Al-Masjid an-Nabawi, the Prophet’s Mosque, is in Medina in Saudi Arabia. It is the second holiest place in Islam after the Kaaba in Mecca. In the Prophet’s Mosque, you’ll find the Tomb of The Prophet Mohammad, and millions of Muslims come here to pray every year. Curious to learn more about the second-largest mosque in the world? Here are some of the most interesting facts about the Prophet’s Mosque in Medina.
7 Interesting Facts about the Prophet’s Mosque in Medina
1. Medina is the burial place of the Prophet Mohammad
Saudi Arabia is the birthplace of Islam, home to Mecca and Medina, two of the most important Muslim cities in the world. Medina also goes by the names “the enlightened city” and “the city of the Messenger of God”. It is the second holiest place in Islam after Mecca. This is because it is the burial place of the Prophet Mohammad who gained refuge in the city after he migrated from Mecca.
2. The Tomb of the Prophet Muhammad is in The Prophet’s Mosque
The Prophet Muhammad is buried in Al-Masjid an-Nabawi, known in English as The Prophet’s Mosque. Muhammad himself helped build Al-Masjid an-Nabawi in 622 CE (1 AH). It was the second mosque that Muhammad constructed in Medina, the third mosque built in the history of Islam, and is the second-largest mosque in the world and the second holiest site in Islam.
3. The Prophet’s Mosque is on a site next to Muhammad’s home
Muhammad and his wife Aisha bint Abu Bakr lived next to the mosque. The “Sacred Chamber” refers to the Prophet’s house. It is located in the southeastern section of the Prophet’s Mosque. When the Prophet died in the house he was buried in the south of the Sacred Chamber. His wife continued to live in the north of the Sacred Chamber. When Aisha’s father, Abu Bakr, died, he was buried next to the Prophet. When Omar ibn Al-Khattab, the second caliph, died, he was buried behind Aisha’s father. During the reign of Umayyad Caliph al-Walid I, he expanded the mosque to include the tombs. Above the tombs is a green-coloured dome. The structure dates back to 1279 CE but it wasn’t until 1837 that the dome was first painted green, and hence became known as the Green Dome.
4. Millions of Muslims visit the Prophet’s Mosque annually
All devout and able Muslims must attempt a Hajj (pilgrimage) to the holy site of The Kaaba in Mecca at least once in their lifetime. During their Hajj, most pilgrims also make the journey to Medina to pray at the Prophet’s Mosque and visit The Tomb of Prophet Muhammad – the Green Dome. During Hajj in 2016, more than 300,000 pilgrims visited the Prophet’s Mosque and visit The Tomb of Prophet Muhammad in just one day. Every year millions of Muslims from across the world visit Masjid-e Nabawi in Madina.

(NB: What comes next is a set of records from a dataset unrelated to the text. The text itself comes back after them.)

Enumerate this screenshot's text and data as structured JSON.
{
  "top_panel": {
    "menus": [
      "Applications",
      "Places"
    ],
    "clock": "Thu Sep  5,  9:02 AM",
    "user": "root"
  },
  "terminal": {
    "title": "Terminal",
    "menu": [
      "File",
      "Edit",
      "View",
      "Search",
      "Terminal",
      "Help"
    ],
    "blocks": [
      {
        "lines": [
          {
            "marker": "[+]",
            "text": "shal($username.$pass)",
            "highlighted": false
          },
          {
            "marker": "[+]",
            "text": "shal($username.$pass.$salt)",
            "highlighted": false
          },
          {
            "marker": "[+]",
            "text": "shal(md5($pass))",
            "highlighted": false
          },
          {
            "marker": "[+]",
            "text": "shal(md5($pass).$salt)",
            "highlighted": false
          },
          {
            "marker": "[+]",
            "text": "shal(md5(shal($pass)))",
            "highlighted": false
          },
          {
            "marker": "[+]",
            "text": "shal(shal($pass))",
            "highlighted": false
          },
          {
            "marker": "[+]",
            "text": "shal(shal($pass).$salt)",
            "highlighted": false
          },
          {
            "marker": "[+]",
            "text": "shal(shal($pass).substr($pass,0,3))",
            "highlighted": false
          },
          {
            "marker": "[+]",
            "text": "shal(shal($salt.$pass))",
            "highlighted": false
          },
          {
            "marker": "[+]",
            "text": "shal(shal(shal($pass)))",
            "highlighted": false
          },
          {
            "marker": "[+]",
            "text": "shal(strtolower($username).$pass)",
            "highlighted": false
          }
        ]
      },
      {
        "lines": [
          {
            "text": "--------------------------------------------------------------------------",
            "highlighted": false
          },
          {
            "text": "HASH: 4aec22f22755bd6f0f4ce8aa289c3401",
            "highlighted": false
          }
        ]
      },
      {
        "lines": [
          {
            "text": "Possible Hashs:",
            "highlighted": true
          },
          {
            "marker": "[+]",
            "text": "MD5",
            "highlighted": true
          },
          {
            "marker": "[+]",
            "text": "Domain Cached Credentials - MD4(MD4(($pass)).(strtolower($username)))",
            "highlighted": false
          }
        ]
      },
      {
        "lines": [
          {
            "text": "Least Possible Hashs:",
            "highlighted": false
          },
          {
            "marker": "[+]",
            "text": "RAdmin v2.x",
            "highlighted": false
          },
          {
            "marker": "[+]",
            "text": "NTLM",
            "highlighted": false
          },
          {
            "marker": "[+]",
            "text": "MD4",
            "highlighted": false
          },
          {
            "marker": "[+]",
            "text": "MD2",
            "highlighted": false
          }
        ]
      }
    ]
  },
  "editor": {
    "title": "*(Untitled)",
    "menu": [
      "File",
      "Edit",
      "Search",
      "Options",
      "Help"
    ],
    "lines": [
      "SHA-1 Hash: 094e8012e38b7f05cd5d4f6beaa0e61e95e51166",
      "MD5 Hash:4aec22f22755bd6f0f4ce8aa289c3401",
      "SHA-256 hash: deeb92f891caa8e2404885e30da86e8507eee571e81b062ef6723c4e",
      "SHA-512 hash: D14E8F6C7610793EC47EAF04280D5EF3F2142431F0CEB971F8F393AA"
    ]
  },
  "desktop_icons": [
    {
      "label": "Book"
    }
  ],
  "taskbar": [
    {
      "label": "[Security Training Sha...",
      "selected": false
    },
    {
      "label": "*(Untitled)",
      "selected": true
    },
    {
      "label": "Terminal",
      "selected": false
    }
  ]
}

5. The rewards for praying in the Prophet’s Mosque are multiplied
Muslims believe that the rewards of praying in Al-Masjid an-Nabawi are better than 1,000 prayers in any other mosque. Shaikh ibn Uthaimin, an Islamic scholar in Saudi Arabia, said that the multiplication of the prayer’s rewards in Al-Masjid An-Nabawi means that if a person performs an obligatory prayer there, it is better than performing a thousand obligatory prayers elsewhere.
6. The Prophet’s Mosque is closed to non-Muslims
Like Mecca, Medina is a sacred place in Islam. As a result, officials forbid non-Muslims from entering Nabawi Square in the centre of the city. This is where the Al-Masjid Al-Nabawi is located. The name of the area closed off to non-Muslims is the haram. However, non-Muslims can visit the outskirts and other areas of Medina.
7. The Prophet’s Mosque was the first place in the Arabian Peninsula to have electric lights
In 1909, under the reign of Ottoman Sultan Abdul Hamid II, the Prophet’s Mosque became the first place in the Arabian Peninsula to be provided with electrical lights. Nowadays, the interior of the Prophet’s Mosque dazzles with more than 2,000 chandeliers and 100,000 light bulbs. The Masjid-e Nabawi is also equipped with around 1,000 speakers so that pilgrims can hear the recitation and khutbas with crystal clarity. The speakers on top of the main minaret are so powerful that the Fajr Azan – the call for dawn prayers – can be heard up to 10km (6.2 miles) away.